IU: Historically, you’ve been very critical of ETFs, saying many investors don’t use them responsibly. I'm wondering if your views are evolving at all.
Bogle: In Vanguard studies, we compared our ETF shareholders with the shareholders in the same traditional funds, which I have come to call “TIFs”—traditional index funds. Compared to TIFs, holders of ETFs had about a 20 percent reduction in long-term holdings and about a 100 percent increase in trading activity in ETFs. That means the number of long-term investors went from 95 to 75 percent, and the number of traders went from 5 to 25 percent; something like that.

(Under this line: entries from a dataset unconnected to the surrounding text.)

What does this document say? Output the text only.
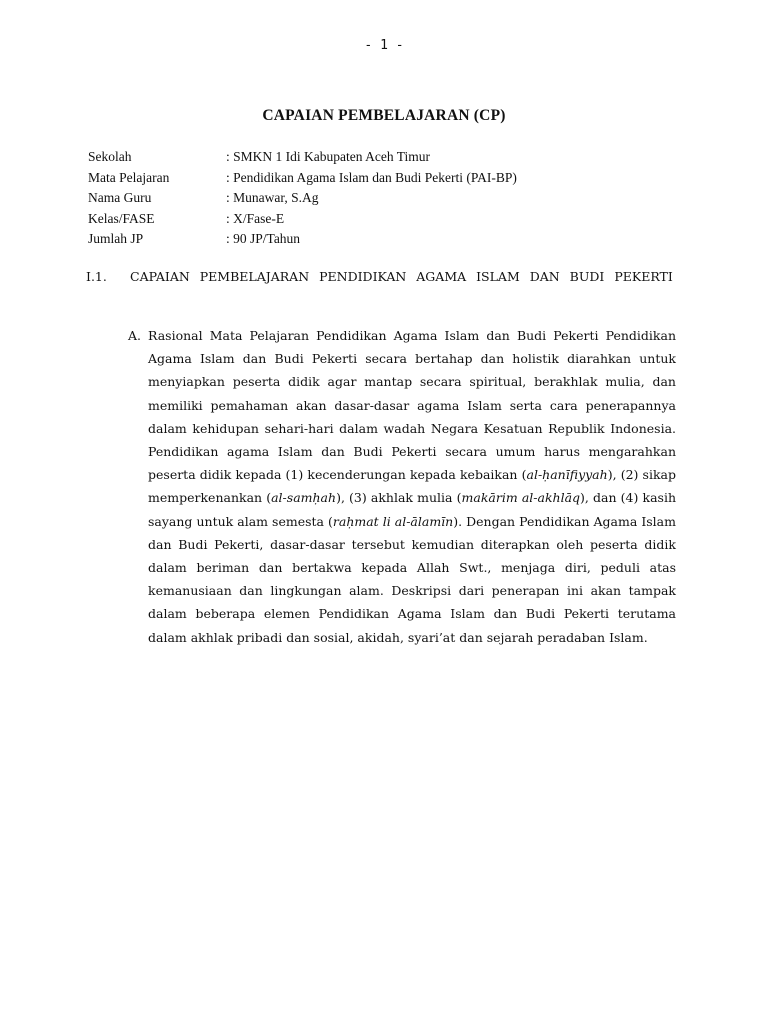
- 1 -
CAPAIAN PEMBELAJARAN (CP)
Sekolah	: SMKN 1 Idi Kabupaten Aceh Timur
Mata Pelajaran	: Pendidikan Agama Islam dan Budi Pekerti (PAI-BP)
Nama Guru	: Munawar, S.Ag
Kelas/FASE	: X/Fase-E
Jumlah JP	: 90 JP/Tahun
I.1. CAPAIAN PEMBELAJARAN PENDIDIKAN AGAMA ISLAM DAN BUDI PEKERTI
A. Rasional Mata Pelajaran Pendidikan Agama Islam dan Budi Pekerti Pendidikan Agama Islam dan Budi Pekerti secara bertahap dan holistik diarahkan untuk menyiapkan peserta didik agar mantap secara spiritual, berakhlak mulia, dan memiliki pemahaman akan dasar-dasar agama Islam serta cara penerapannya dalam kehidupan sehari-hari dalam wadah Negara Kesatuan Republik Indonesia. Pendidikan agama Islam dan Budi Pekerti secara umum harus mengarahkan peserta didik kepada (1) kecenderungan kepada kebaikan (al-ḥanīfiyyah), (2) sikap memperkenankan (al-samḥah), (3) akhlak mulia (makārim al-akhlāq), dan (4) kasih sayang untuk alam semesta (raḥmat li al-ālamīn). Dengan Pendidikan Agama Islam dan Budi Pekerti, dasar-dasar tersebut kemudian diterapkan oleh peserta didik dalam beriman dan bertakwa kepada Allah Swt., menjaga diri, peduli atas kemanusiaan dan lingkungan alam. Deskripsi dari penerapan ini akan tampak dalam beberapa elemen Pendidikan Agama Islam dan Budi Pekerti terutama dalam akhlak pribadi dan sosial, akidah, syari’at dan sejarah peradaban Islam.
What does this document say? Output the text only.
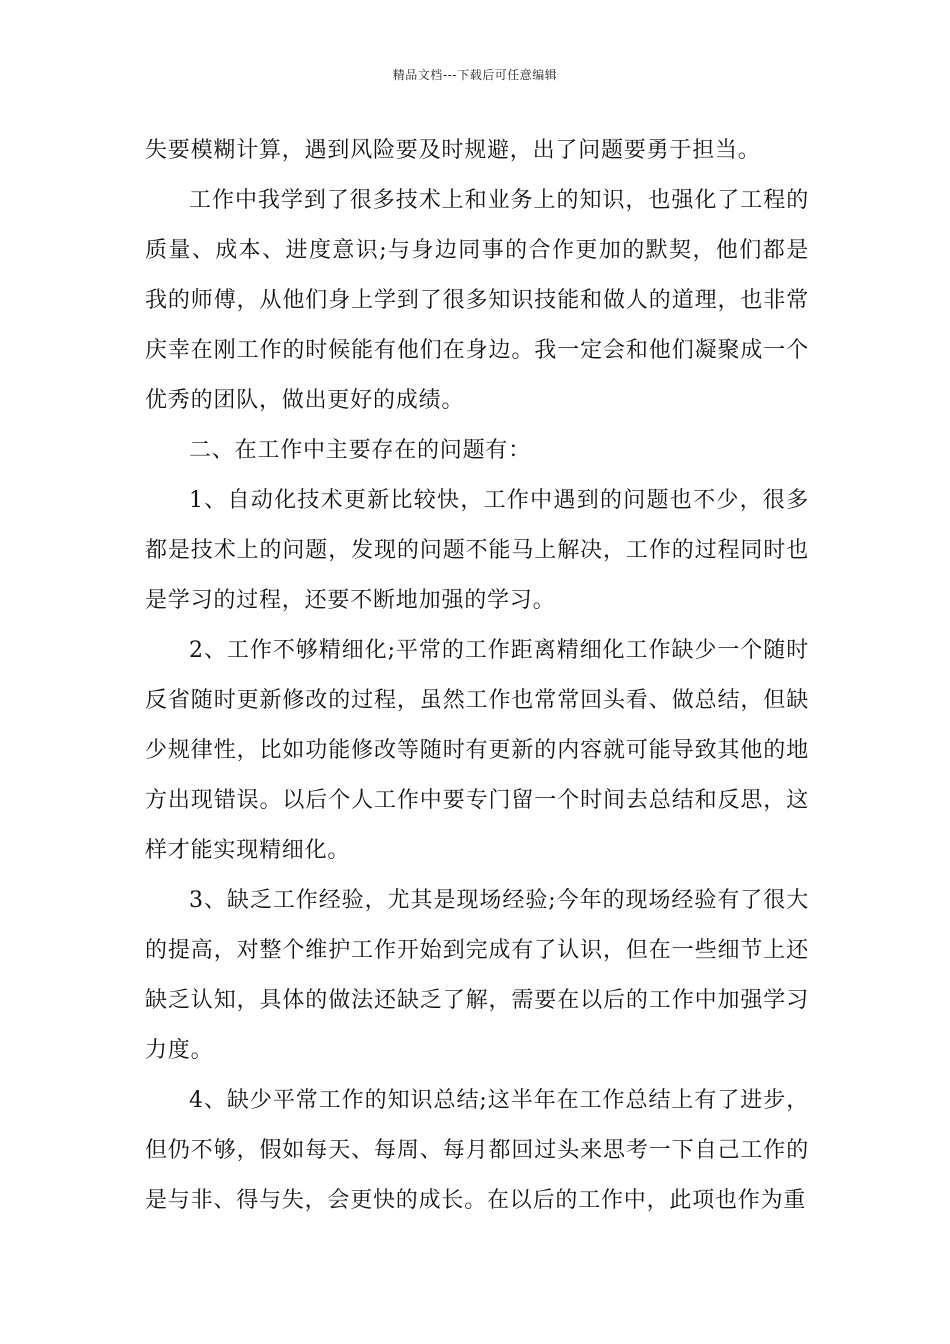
精品文档---下载后可任意编辑

失要模糊计算，遇到风险要及时规避，出了问题要勇于担当。

工作中我学到了很多技术上和业务上的知识，也强化了工程的质量、成本、进度意识;与身边同事的合作更加的默契，他们都是我的师傅，从他们身上学到了很多知识技能和做人的道理，也非常庆幸在刚工作的时候能有他们在身边。我一定会和他们凝聚成一个优秀的团队，做出更好的成绩。

二、在工作中主要存在的问题有：

1、自动化技术更新比较快，工作中遇到的问题也不少，很多都是技术上的问题，发现的问题不能马上解决，工作的过程同时也是学习的过程，还要不断地加强的学习。

2、工作不够精细化;平常的工作距离精细化工作缺少一个随时反省随时更新修改的过程，虽然工作也常常回头看、做总结，但缺少规律性，比如功能修改等随时有更新的内容就可能导致其他的地方出现错误。以后个人工作中要专门留一个时间去总结和反思，这样才能实现精细化。

3、缺乏工作经验，尤其是现场经验;今年的现场经验有了很大的提高，对整个维护工作开始到完成有了认识，但在一些细节上还缺乏认知，具体的做法还缺乏了解，需要在以后的工作中加强学习力度。

4、缺少平常工作的知识总结;这半年在工作总结上有了进步，但仍不够，假如每天、每周、每月都回过头来思考一下自己工作的是与非、得与失，会更快的成长。在以后的工作中，此项也作为重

So, ETFs build up the behavioral problem we know investors have—acting on hair-trigger reactions to what happens in the market. And in the long run, it counts for nothing. If you look at the long-term return on stocks, it’s about 9 percent—about 4½ percent of dividend yields and 4½ percent of earnings growth, very roughly. And the speculative yield, the change in PEs over that has accounted for basically zero percent of the market return. It goes way above the market return, then it goes way below. So it’s very clear that behavior is going to do more damage to investors than a lot of other things that go on in the marketplace.
I'd change none of this from what I said a decade, a decade and a half ago, and that is that the ETF is probably the greatest marketing innovation in the investment business in the 21st century so far, but it’s not at all clear it’s the greatest investment innovation. It doesn’t seem to be working very well for investors. They trade too much and they lose.